Can I use CLAUDE.md with sub-agents and skills?
Yes — and you should. CLAUDE.md is the top-level context. Skills add reusable workflow knowledge. Sub-agents own specific directories. The cleanest setups have all three working together: CLAUDE.md sets the rules, skills handle recurring tasks, and sub-agents enforce ownership boundaries. See our Claude Code skills roundup for examples.
Should I write CLAUDE.md by hand or generate it?

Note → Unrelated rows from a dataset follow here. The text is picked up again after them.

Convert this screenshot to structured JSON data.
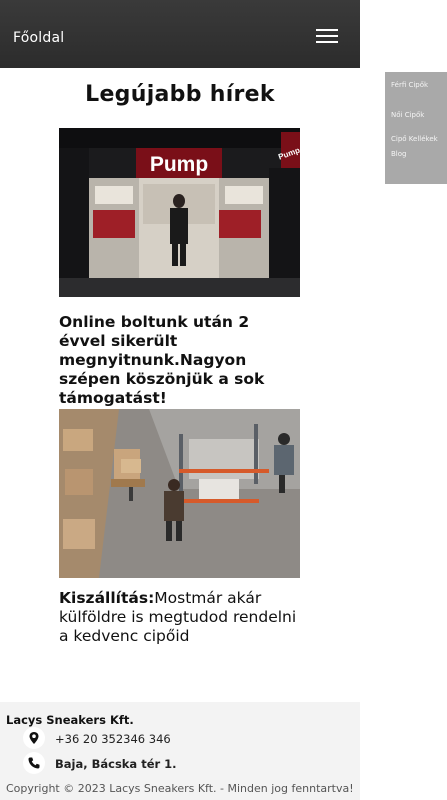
{
  "header": {
    "brand": "Főoldal",
    "menu_icon": "hamburger-menu-icon",
    "background": "#333333"
  },
  "side_menu": {
    "items": [
      "Férfi Cipők",
      "Női Cipők",
      "Cipő Kellékek",
      "Blog"
    ]
  },
  "main": {
    "title": "Legújabb hírek",
    "news": [
      {
        "image": "pump-store-photo",
        "image_sign": "Pump",
        "text": "Online boltunk után 2 évvel sikerült megnyitnunk.Nagyon szépen köszönjük a sok támogatást!"
      },
      {
        "image": "warehouse-photo",
        "lead": "Kiszállítás:",
        "text": "Mostmár akár külföldre is megtudod rendelni a kedvenc cipőid"
      }
    ]
  },
  "footer": {
    "company": "Lacys Sneakers Kft.",
    "phone": "+36 20 352346 346",
    "phone_icon": "phone-icon",
    "address": "Baja, Bácska tér 1.",
    "address_icon": "location-pin-icon",
    "copyright": "Copyright © 2023 Lacys Sneakers Kft. - Minden jog fenntartva!"
  }
}
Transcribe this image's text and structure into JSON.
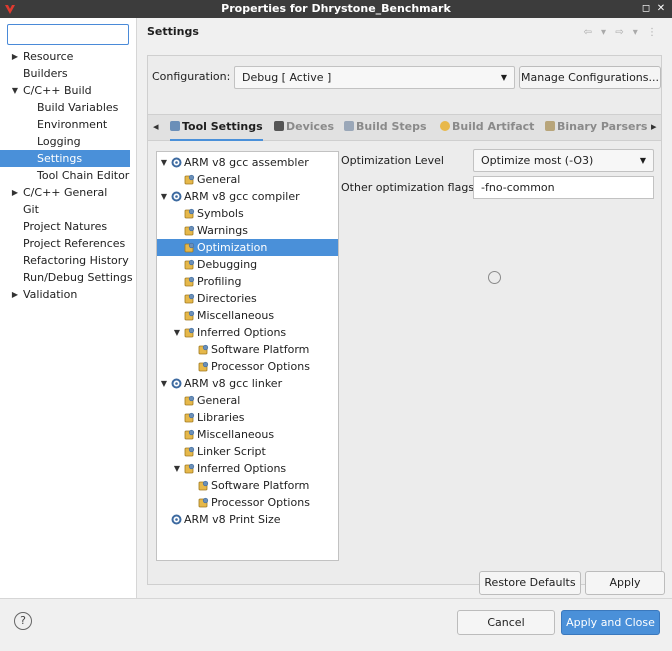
{
  "window": {
    "title": "Properties for Dhrystone_Benchmark",
    "minimize_glyph": "◻",
    "close_glyph": "✕"
  },
  "filter": {
    "value": ""
  },
  "nav": [
    {
      "label": "Resource",
      "twisty": "▶",
      "level": 0
    },
    {
      "label": "Builders",
      "twisty": "",
      "level": 0
    },
    {
      "label": "C/C++ Build",
      "twisty": "▼",
      "level": 0
    },
    {
      "label": "Build Variables",
      "twisty": "",
      "level": 1
    },
    {
      "label": "Environment",
      "twisty": "",
      "level": 1
    },
    {
      "label": "Logging",
      "twisty": "",
      "level": 1
    },
    {
      "label": "Settings",
      "twisty": "",
      "level": 1,
      "selected": true
    },
    {
      "label": "Tool Chain Editor",
      "twisty": "",
      "level": 1
    },
    {
      "label": "C/C++ General",
      "twisty": "▶",
      "level": 0
    },
    {
      "label": "Git",
      "twisty": "",
      "level": 0
    },
    {
      "label": "Project Natures",
      "twisty": "",
      "level": 0
    },
    {
      "label": "Project References",
      "twisty": "",
      "level": 0
    },
    {
      "label": "Refactoring History",
      "twisty": "",
      "level": 0
    },
    {
      "label": "Run/Debug Settings",
      "twisty": "",
      "level": 0
    },
    {
      "label": "Validation",
      "twisty": "▶",
      "level": 0
    }
  ],
  "header": {
    "title": "Settings",
    "tools": "⇦ ▾ ⇨ ▾ ⋮"
  },
  "configuration": {
    "label": "Configuration:",
    "value": "Debug  [ Active ]",
    "manage_label": "Manage Configurations..."
  },
  "tabs": {
    "scroll_left": "◂",
    "scroll_right": "▸",
    "items": [
      {
        "label": "Tool Settings",
        "active": true
      },
      {
        "label": "Devices"
      },
      {
        "label": "Build Steps"
      },
      {
        "label": "Build Artifact"
      },
      {
        "label": "Binary Parsers"
      }
    ]
  },
  "tree": [
    {
      "label": "ARM v8 gcc assembler",
      "level": 0,
      "twisty": "▼",
      "icon": "gear"
    },
    {
      "label": "General",
      "level": 1,
      "icon": "option"
    },
    {
      "label": "ARM v8 gcc compiler",
      "level": 0,
      "twisty": "▼",
      "icon": "gear"
    },
    {
      "label": "Symbols",
      "level": 1,
      "icon": "option"
    },
    {
      "label": "Warnings",
      "level": 1,
      "icon": "option"
    },
    {
      "label": "Optimization",
      "level": 1,
      "icon": "option",
      "selected": true
    },
    {
      "label": "Debugging",
      "level": 1,
      "icon": "option"
    },
    {
      "label": "Profiling",
      "level": 1,
      "icon": "option"
    },
    {
      "label": "Directories",
      "level": 1,
      "icon": "option"
    },
    {
      "label": "Miscellaneous",
      "level": 1,
      "icon": "option"
    },
    {
      "label": "Inferred Options",
      "level": 1,
      "twisty": "▼",
      "icon": "option"
    },
    {
      "label": "Software Platform",
      "level": 2,
      "icon": "option"
    },
    {
      "label": "Processor Options",
      "level": 2,
      "icon": "option"
    },
    {
      "label": "ARM v8 gcc linker",
      "level": 0,
      "twisty": "▼",
      "icon": "gear"
    },
    {
      "label": "General",
      "level": 1,
      "icon": "option"
    },
    {
      "label": "Libraries",
      "level": 1,
      "icon": "option"
    },
    {
      "label": "Miscellaneous",
      "level": 1,
      "icon": "option"
    },
    {
      "label": "Linker Script",
      "level": 1,
      "icon": "option"
    },
    {
      "label": "Inferred Options",
      "level": 1,
      "twisty": "▼",
      "icon": "option"
    },
    {
      "label": "Software Platform",
      "level": 2,
      "icon": "option"
    },
    {
      "label": "Processor Options",
      "level": 2,
      "icon": "option"
    },
    {
      "label": "ARM v8 Print Size",
      "level": 0,
      "icon": "gear"
    }
  ],
  "optimization": {
    "level_label": "Optimization Level",
    "level_value": "Optimize most (-O3)",
    "flags_label": "Other optimization flags",
    "flags_value": "-fno-common"
  },
  "buttons": {
    "restore_defaults": "Restore Defaults",
    "apply": "Apply",
    "cancel": "Cancel",
    "apply_close": "Apply and Close",
    "help": "?"
  },
  "colors": {
    "selection": "#4a90d9",
    "titlebar": "#3c3c3c"
  }
}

Hand-written is better for the first version because you encode your team's tacit knowledge. Auto-generated CLAUDE.md files (from README, from package.json, from Claude itself) tend to be generic and miss the gotchas. A good middle ground is to draft by hand, then ask Claude to suggest improvements, then keep editing as you find new patterns.
What's the most common CLAUDE.md mistake?
Restating things Claude already knows. "TypeScript is a typed superset of JavaScript" is a wasted token. "We use strict mode, no any allowed, run pnpm typecheck before commit" is useful. Every line should answer "what does Claude need to know about THIS repo?"